Ubicado en plena Depresión Momposina, Punta de Hornos hace parte de un territorio que no solo posee un valor ambiental y biológico excepcional, sino que también ha sido cuna de conocimientos transmitidos por generaciones. En este espacio donde confluyen ciénagas, ríos y humedales, las comunidades han forjado prácticas de cultivo, pesca y convivencia con las aguas que hoy constituyen un patrimonio cultural tan vital como frágil.

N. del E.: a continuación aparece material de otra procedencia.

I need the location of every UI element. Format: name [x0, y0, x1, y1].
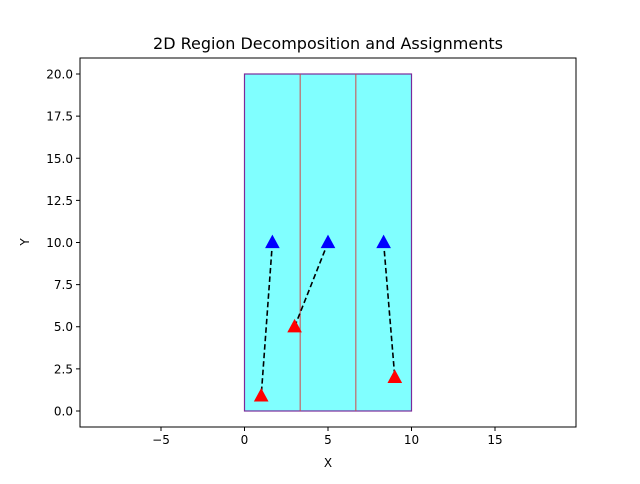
y-tick-label-4: 7.5 [54, 278, 73, 292]
x-tick-label-2: 0 [241, 433, 249, 447]
assignment-line-2 [293, 242, 329, 328]
assignment-line-3 [382, 242, 396, 378]
y-tick-label-9: 20.0 [46, 68, 73, 82]
assignment-line-1 [260, 242, 274, 396]
x-tick-label-5: 15 [487, 433, 502, 447]
y-tick-label-5: 10.0 [46, 236, 73, 250]
red-marker-2 [287, 318, 302, 333]
y-axis-label: Y [18, 238, 32, 247]
y-tick-label-3: 5.0 [54, 320, 73, 334]
y-tick-label-2: 2.5 [54, 362, 73, 376]
chart-title: 2D Region Decomposition and Assignments [153, 34, 503, 53]
axes-layer: −5 0 5 10 15 0.0 2.5 5.0 7.5 10.0 12.5 15.0 17.5 20.0 [46, 57, 577, 447]
x-tick-label-3: 5 [324, 433, 332, 447]
red-marker-1 [253, 387, 269, 402]
x-tick-label-4: 10 [404, 433, 419, 447]
y-tick-label-7: 15.0 [46, 152, 73, 166]
x-axis-label: X [324, 456, 332, 470]
blue-marker-2 [320, 234, 336, 249]
y-tick-label-1: 0.0 [54, 404, 73, 418]
blue-marker-1 [265, 234, 280, 249]
y-tick-label-8: 17.5 [46, 110, 73, 124]
x-tick-label-1: −5 [152, 433, 170, 447]
red-marker-3 [387, 369, 403, 383]
y-tick-label-6: 12.5 [46, 194, 73, 208]
blue-marker-3 [376, 234, 391, 249]
plot-layer [243, 73, 413, 412]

El sociólogo Orlando Fals Borda denominó a esta forma de vida “cultura anfibia”, aludiendo a la capacidad de los pobladores para habitar y adaptarse a un territorio moldeado por las crecientes y sequías. En ese universo, los saberes ancestrales no son simples vestigios del pasado, sino herramientas para enfrentar desafíos contemporáneos como el cambio climático y la pérdida de biodiversidad. Preservarlos significa asegurar que la memoria colectiva siga siendo fuente de identidad y de alternativas sostenibles para el futuro.
Esa conciencia sobre la riqueza cultural y ambiental de su territorio también inspiró a un grupo de mujeres de Punta de Hornos a organizarse. Comprendieron que su papel no podía limitarse a transmitir tradiciones, sino que debían asumir un liderazgo activo para protegerlas y proyectarlas hacia nuevas generaciones.
Fue en ese contexto que una de sus fundadoras, entonces concejal del municipio, Nubia Torres Chávez, asistió a un encuentro de mujeres en Cartagena. De esa experiencia nació la motivación para conformar un colectivo que no solo buscara fortalecer derechos, sino también abrir espacios para la participación comunitaria.
“Motivé a las mujeres de mi comunidad a unirse a esta iniciativa, logrando que se conformara nuestro colectivo”, recuerda Nubia.
Saberes ancestrales como raíz y futuro
Uno de los pilares de la asociación es la preservación de los saberes ancestrales. Entre ellos se encuentran la danza de la cumbia y la preparación de bebidas tradicionales como la chicha y el peto, elaborados de manera artesanal con maíz y otros productos propios de la región.
Estas prácticas, más que costumbres, son expresiones vivas de identidad:
“Son tradiciones que no solo nos conectan con nuestras raíces, sino que también fortalecen nuestra identidad como mujeres de este territorio”.

Mujeres líderes en acción
El trabajo de las mujeres del corregimiento Punta de Hornos va más allá del emprendimiento económico. Sus lideresas han tenido un rol clave en la prevención de la violencia contra mujeres y niñas y en la promoción de medidas preventivas de adaptación al cambio climático.
Su participación también se expresa en la organización de actividades comunitarias y en la preparación de alimentos en eventos colectivos, demostrando que el liderazgo femenino se sostiene en lo cotidiano tanto como en lo político.
Acompañamiento y fortalecimiento
La asociación cuenta con el apoyo de la Secretaría de la Mujer Municipal, que les brinda asesoría y acompañamiento. Además, han recibido capacitaciones de la corporación Tiempo de Vida de Magangué y del SENA, fortaleciendo así sus capacidades productivas y organizativas.
Por otro lado, con el programa Archivos para la Paz del Archivo General de la Nación, han aprendido la importancia de cuidar y organizar sus documentos y memorias. Actas, registros y fotografías se convierten poco a poco en testimonio del camino recorrido y en espacio para compartir sus experienciales vitales.

Orgullo y compromiso
Cuando se les pregunta de qué se sienten más orgullosas, la respuesta es clara:
“Nos sentimos orgullosas de ser una asociación unida, organizada legalmente y comprometida con nuestra comunidad.”
Ese orgullo se traduce en la certeza de que cada archivo que guardan, cada tradición que preservan y cada espacio que abren para las nuevas generaciones es parte de un legado más amplio: el de mujeres que fortalecen la memoria y construyen paz desde su territorio.